Bloomberg
Published at
June 12, 2025 at 12:00 AM
Trump Poised to Repeal Biden Curbs on Power Plant Pollution
The Trump administration will propose scrapping Biden-era climate mandates requiring the nation’s power plants to curb planet-warming greenhouse gas emissions as soon as Wednesday, according to people familiar with the matter.
The Environmental Protection Agency is also set to advance a plan for easing limits on mercury and other toxic air pollution from the facilities, said the people, who asked not to be named because the measures aren’t yet public.
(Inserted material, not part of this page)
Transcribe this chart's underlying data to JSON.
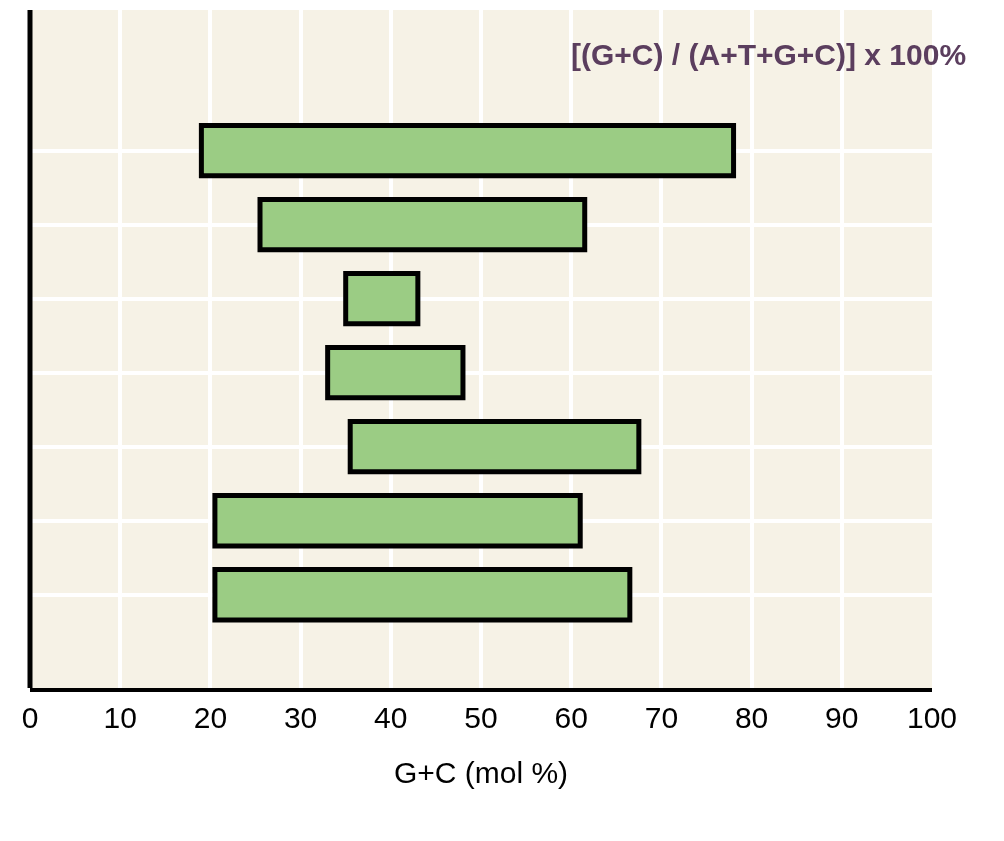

The proposals are among the administration’s most substantial deregulatory moves yet on environmental policy, coming as President Donald Trump prioritizes the expansion of domestic energy development, citing a massive surge in power demand from artificial intelligence.
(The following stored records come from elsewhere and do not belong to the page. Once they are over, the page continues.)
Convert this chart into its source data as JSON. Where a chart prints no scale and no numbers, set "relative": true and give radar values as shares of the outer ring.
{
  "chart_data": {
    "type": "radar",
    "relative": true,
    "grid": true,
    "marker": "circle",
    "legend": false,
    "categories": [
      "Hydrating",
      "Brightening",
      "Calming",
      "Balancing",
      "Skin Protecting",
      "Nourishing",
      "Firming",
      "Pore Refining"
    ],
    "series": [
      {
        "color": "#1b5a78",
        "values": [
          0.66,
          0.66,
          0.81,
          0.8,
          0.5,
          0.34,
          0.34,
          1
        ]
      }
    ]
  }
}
Opponents of the Biden-era limits have argued the mandates unnecessarily force the closure of coal-power plants and discourage the construction of new gas-fired facilities. But environmentalists say Trump’s plans threaten to unleash pollution that imperils the climate as well as human health, effectively exposing people to more mercury, arsenic and other toxins that contribute to brain damage and cancer.
Former President Joe Biden had imposed the greenhouse gas curbs that effectively compel existing coal plants to capture nearly all of their carbon dioxide emissions — or close — by 2039. Trump vowed to “terminate” the requirements while campaigning last year.
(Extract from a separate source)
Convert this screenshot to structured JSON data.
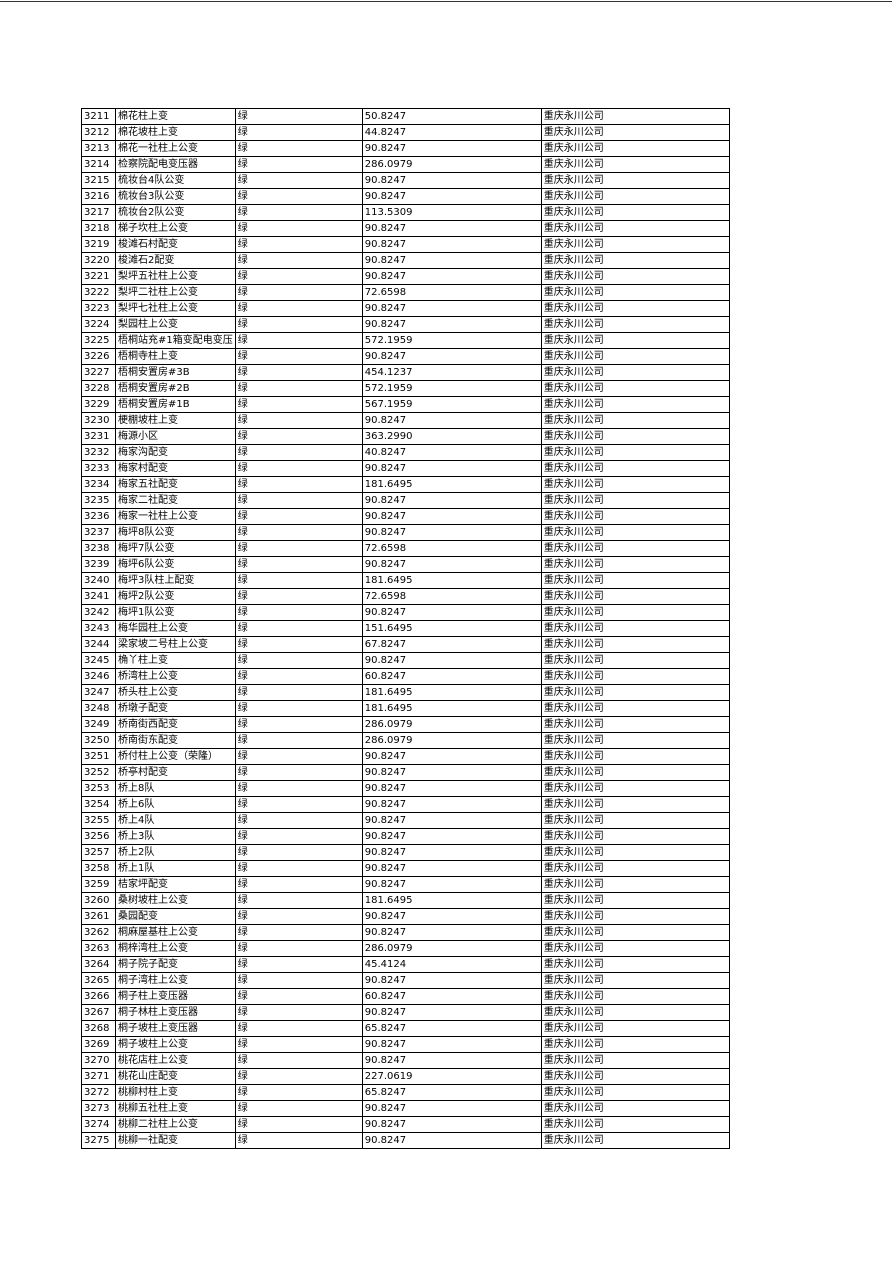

Trump’s greenhouse gas proposal is set to assert that repealing the curbs would have no meaningful impact on public health and welfare because those emissions from coal- and gas-fired power plants are only a small share of planet-warming pollution and don’t contribute significantly to climate change.
The electric power sector is the second-biggest source of greenhouse gas emissions in the US, just behind transportation. Scientists say the world needs to rapidly curtail greenhouse gases to restrain global warming and avoid escalating, catastrophic consequences of climate change.
The EPA is also set to advance an alternative proposal that will assert that carbon capture and control technology embraced under the Biden rule is too expensive and not adequately demonstrated, according to people familiar with the matter. That’s in line with a view advanced by investor-owned utilities challenging the Biden measure.
“President Trump promised to kill the Clean Power Plan in his first term, and we continue to build on that progress now,” EPA Administrator Lee Zeldin said in a statement sent Monday. “In reconsidering the Biden-Harris rule that ran afoul of Supreme Court case law, we are seeking to ensure that the agency follows the rule of law while providing all Americans with access to reliable and affordable energy.”
The EPA declined to comment Tuesday, but later issued an advisory saying Zeldin plans to make a major policy announcement Wednesday at 2 p.m. New York time at the agency’s Washington headquarters.
The change poses more uncertainty for an electricity industry that is already facing unprecedented increases in demand and has also had to grapple with rapid policy shifts in Washington. The coming Trump proposal represents the federal government’s fourth attempt to address carbon dioxide emissions from existing coal plants, after the initial Obama-era Clean Power Plan was replaced in Trump’s first term with more modest limits, only to be reversed again by the Biden administration’s more aggressive push.
“As reported, these proposals would allow fossil fuel power plants to pour more pollution into our air — putting the health, safety and well-being of all Americans at risk,” said Vickie Patton, general counsel of the Environmental Defense Fund. “They would lead to more illnesses, which in turn would mean more days missing school and work, more visits to doctors and hospitalizations, and increased medical costs.”
The separate mercury measure would ease stringent standards that limit emissions of that metal as well as other hazardous air pollutants, necessitating pollution controls at coal-fired power plants. EPA limits on mercury pollution date to 2011, though requirements were strengthened under Biden last year.
Both proposals will be subject to a public comment period before they can be finalized and are likely to face legal challenges.